Martin Luther King's Connection to an Evangelist and Mahatma Gahandi




This book is a remembrance of the life and work of Mahatma Gandhi, written by the Christian evangelist E. Stanley Jones, was the author's first hand reflection on the nonviolent yet confrontational campaigns of Gandhi and the connections between Gandhi's strategies and the teachings of Jesus.  The book, published in 1948, was a failure in terms of sales, and considered by Jones himself as his least successful book.  A few years later a graduate of Crozier Divinity School in Rochester, New York, who had moved on to attend grad school at Boston University, came upon this book in the university library. That student was Martin Luther King.  He was deeply moved by the book and he wrote in the margin of the book "This is It!  This is the way to achieve freedom for the negro in North America." You can still see King's marginal notation in the Martin Luther King Library in Atlanta.

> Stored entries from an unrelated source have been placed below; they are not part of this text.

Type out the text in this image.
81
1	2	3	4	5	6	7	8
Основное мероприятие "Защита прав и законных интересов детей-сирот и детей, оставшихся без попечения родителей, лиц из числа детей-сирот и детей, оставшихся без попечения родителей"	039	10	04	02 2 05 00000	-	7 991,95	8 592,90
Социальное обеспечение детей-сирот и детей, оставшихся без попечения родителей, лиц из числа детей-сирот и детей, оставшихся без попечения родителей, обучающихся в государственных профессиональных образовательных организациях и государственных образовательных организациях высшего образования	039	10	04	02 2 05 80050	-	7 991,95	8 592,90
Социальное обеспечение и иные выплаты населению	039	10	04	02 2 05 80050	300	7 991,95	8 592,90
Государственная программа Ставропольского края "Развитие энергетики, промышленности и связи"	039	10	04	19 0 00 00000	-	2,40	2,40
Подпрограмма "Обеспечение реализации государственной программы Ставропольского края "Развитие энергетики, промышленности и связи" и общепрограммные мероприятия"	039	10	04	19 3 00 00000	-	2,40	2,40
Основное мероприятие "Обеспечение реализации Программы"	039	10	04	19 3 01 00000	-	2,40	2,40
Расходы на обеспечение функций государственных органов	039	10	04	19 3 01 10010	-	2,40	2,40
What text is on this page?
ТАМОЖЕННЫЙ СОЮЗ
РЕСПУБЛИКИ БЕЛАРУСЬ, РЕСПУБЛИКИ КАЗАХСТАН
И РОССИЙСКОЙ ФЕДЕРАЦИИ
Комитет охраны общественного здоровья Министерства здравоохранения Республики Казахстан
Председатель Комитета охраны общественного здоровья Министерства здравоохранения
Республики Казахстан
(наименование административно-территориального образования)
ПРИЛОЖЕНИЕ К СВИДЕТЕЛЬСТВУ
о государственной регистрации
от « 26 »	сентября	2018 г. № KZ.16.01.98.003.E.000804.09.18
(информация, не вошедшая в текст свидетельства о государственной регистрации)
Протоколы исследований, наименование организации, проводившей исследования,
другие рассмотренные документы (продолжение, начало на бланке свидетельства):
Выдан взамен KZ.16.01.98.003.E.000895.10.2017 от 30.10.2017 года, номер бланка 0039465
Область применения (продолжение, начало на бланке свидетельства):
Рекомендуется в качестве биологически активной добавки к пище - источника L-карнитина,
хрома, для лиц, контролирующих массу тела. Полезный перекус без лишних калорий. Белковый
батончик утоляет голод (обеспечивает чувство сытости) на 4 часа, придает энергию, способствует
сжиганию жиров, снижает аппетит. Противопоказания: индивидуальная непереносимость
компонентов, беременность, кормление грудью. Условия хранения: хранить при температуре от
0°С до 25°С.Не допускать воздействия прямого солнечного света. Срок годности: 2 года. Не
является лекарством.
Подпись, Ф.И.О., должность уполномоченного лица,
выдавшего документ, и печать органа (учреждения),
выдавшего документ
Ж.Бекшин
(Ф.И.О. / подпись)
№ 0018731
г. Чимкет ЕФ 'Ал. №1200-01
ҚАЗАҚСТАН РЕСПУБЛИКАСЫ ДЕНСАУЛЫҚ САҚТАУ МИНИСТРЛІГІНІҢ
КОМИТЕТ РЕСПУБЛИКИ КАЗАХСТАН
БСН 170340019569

Prior to leaving Boston University for Sweden to receive the 1964 Nobel Peace Prize, the university held a convocation in his honor.  There he met Jones's daughter and said to her "E. Stanley Jones was a very important person for me, for it was his book on Mahatma Gandhi that triggered my used of Gandhi's method of nonviolence as a weapon for our own people's freedom in the United States."  Although King had studied Gandhi's method of nonviolence for years, it was not until he read Jones's treatment of Gandhi's did he see the connection to the civil rights movement in the United States.  What appeared to be one of E. Stanley Jones's greatest failures turned out to be something greatly used by God to bring about change for good in the world.  Jones's faithfulness to follow a suggestion by the Methodist Publishing House to write a book on his remembrances of Mahatma Gandhi over time brought about good on God's earth.

Similarly, our acts of faith in the hands of God, will bear fruit, probably not immediately and possibly not in our lifetime, but God is not constrained by place and time.  So respond to God's word to you, both his written word and the Holy Spirit, and know that he will in His time bring forth fruit.